The 1% to 2% salt added is a preservative and a commonly desired flavouring, regardless of the "quality" of the cream.

You can buy unsalted butter, just keep it in the freezer for long term storage. Freezing butter has no noticeable effect on it.


While the grade of cream in butter is pretty constant, its quality and quantity vary among brands. Butter is graded on flavor, color, texture, and saltiness. In the US, supermarkets carry grades A and AA, and rarely B. The main difference between A and AA is that the AA will have a cooked flavor (what I would call milk caramel, as in condensed milk) and almost no feed flavors, whereas with grade A the feed flavor will be there and it will have no cooked flavor. Salt is just one of the many characteristics used in rating the butter, but it should neither be sharp nor gritty. Too much salt will mask the pleasant flavors in butter.

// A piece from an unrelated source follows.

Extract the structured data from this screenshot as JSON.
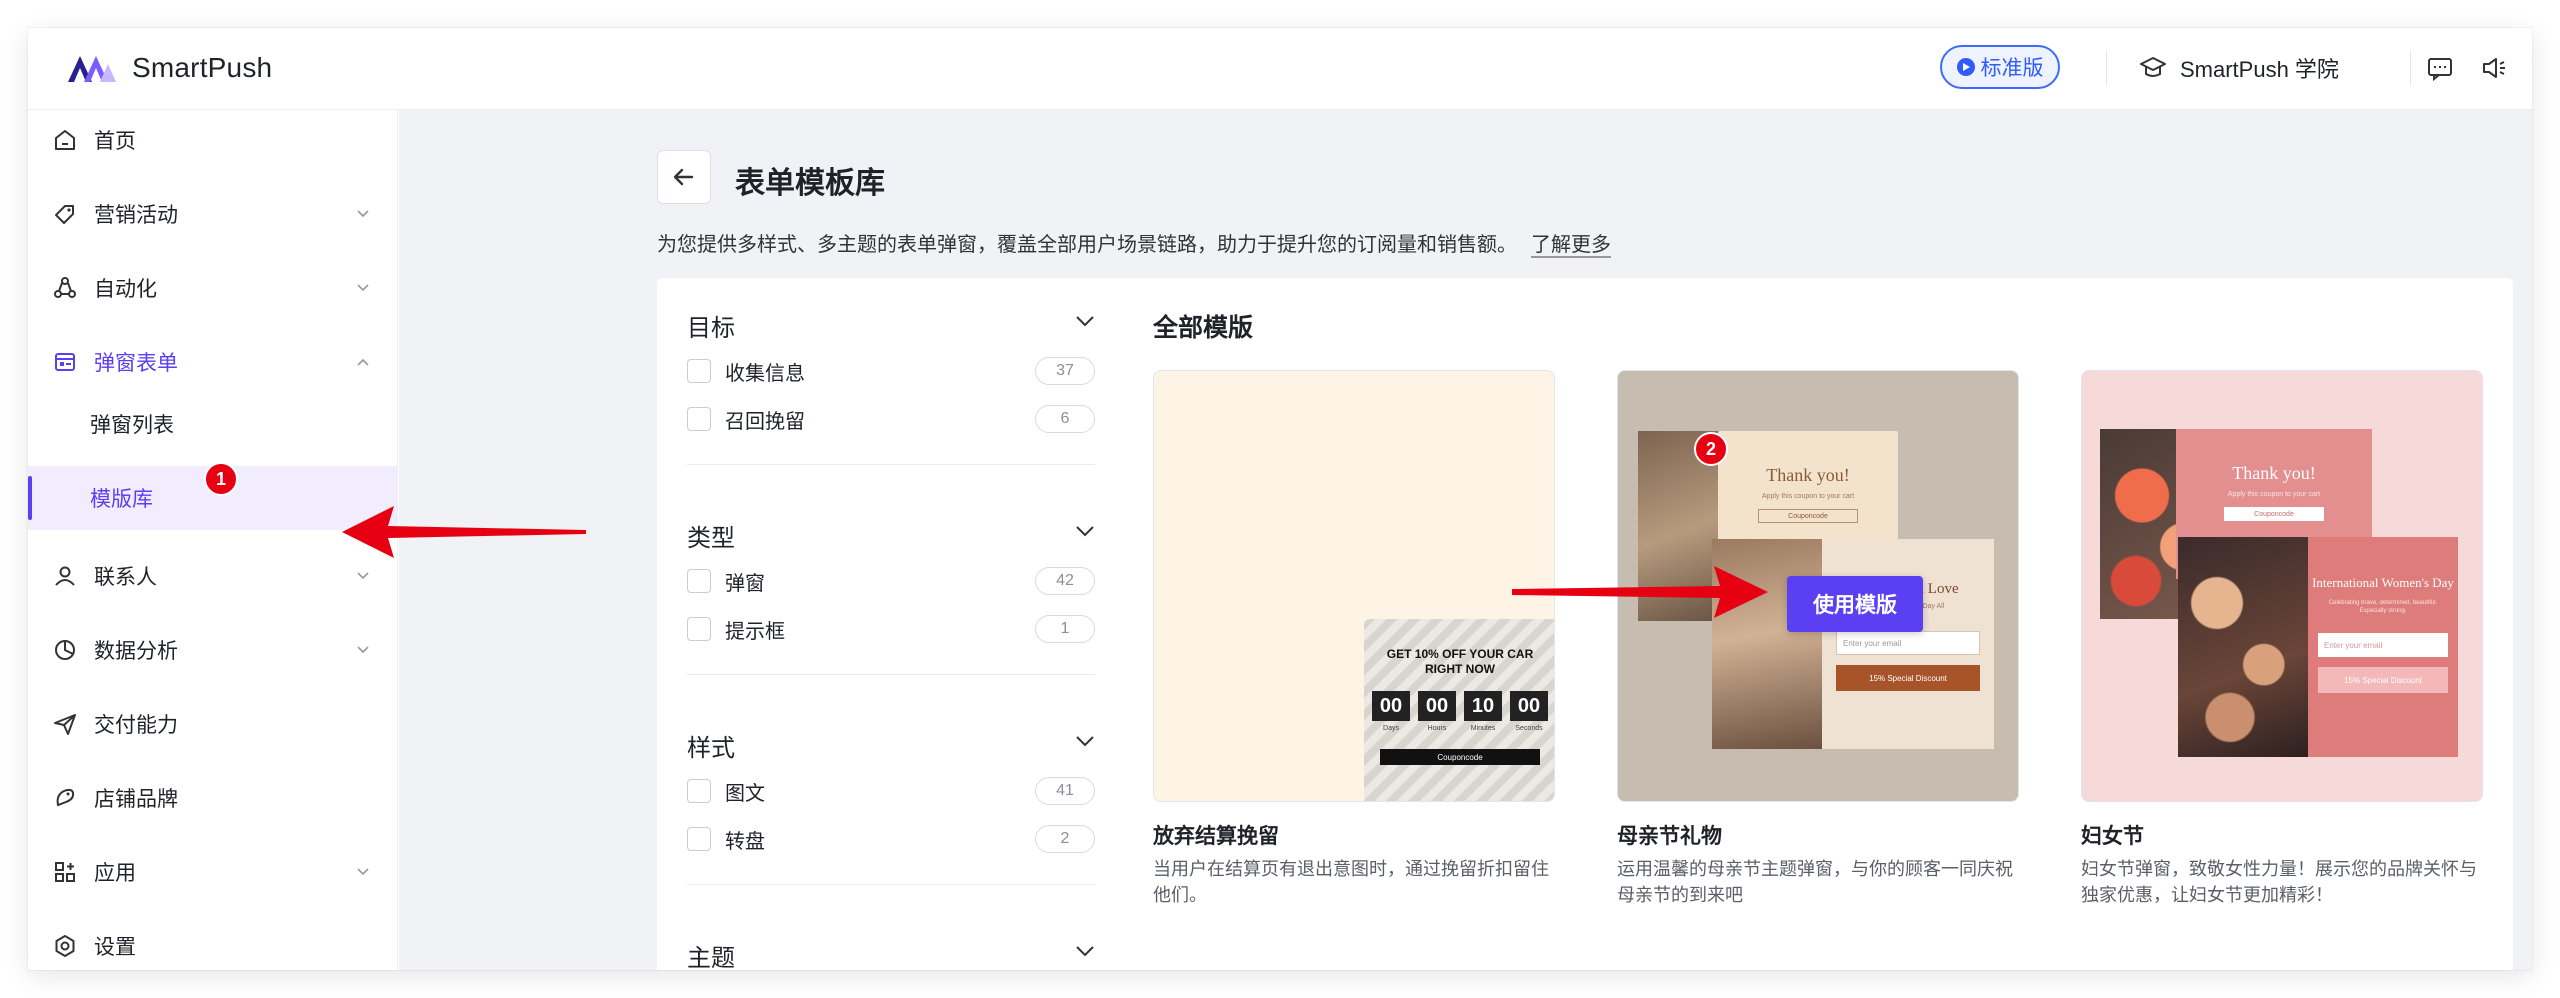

Different brands have different amounts of fat. While US regulation requires at least 80% fat, long ago the SFGate tested several common butter brands to find how their fat and water content differed. They noted that the more expensive brands have a higher milkfat content and less water. Many manufacturers add water to the churn to bring the butter's fat content closer to 80% instead of the 86% or so that is common in homemade butter. In a sense those manufacturers use watery cream.

The really tasty butter you find in better restaurants (and a few supermarkets) is more likely artisanal and cultured butter made with creams that have a slight grass flavor.

  • Thanks, @papin! I learned a lot from your post. My question was if salt is used as a preservative to make up for a possibly lower quality cream which @TFD answered yesterday, but I really appreciate you adding a lot more context!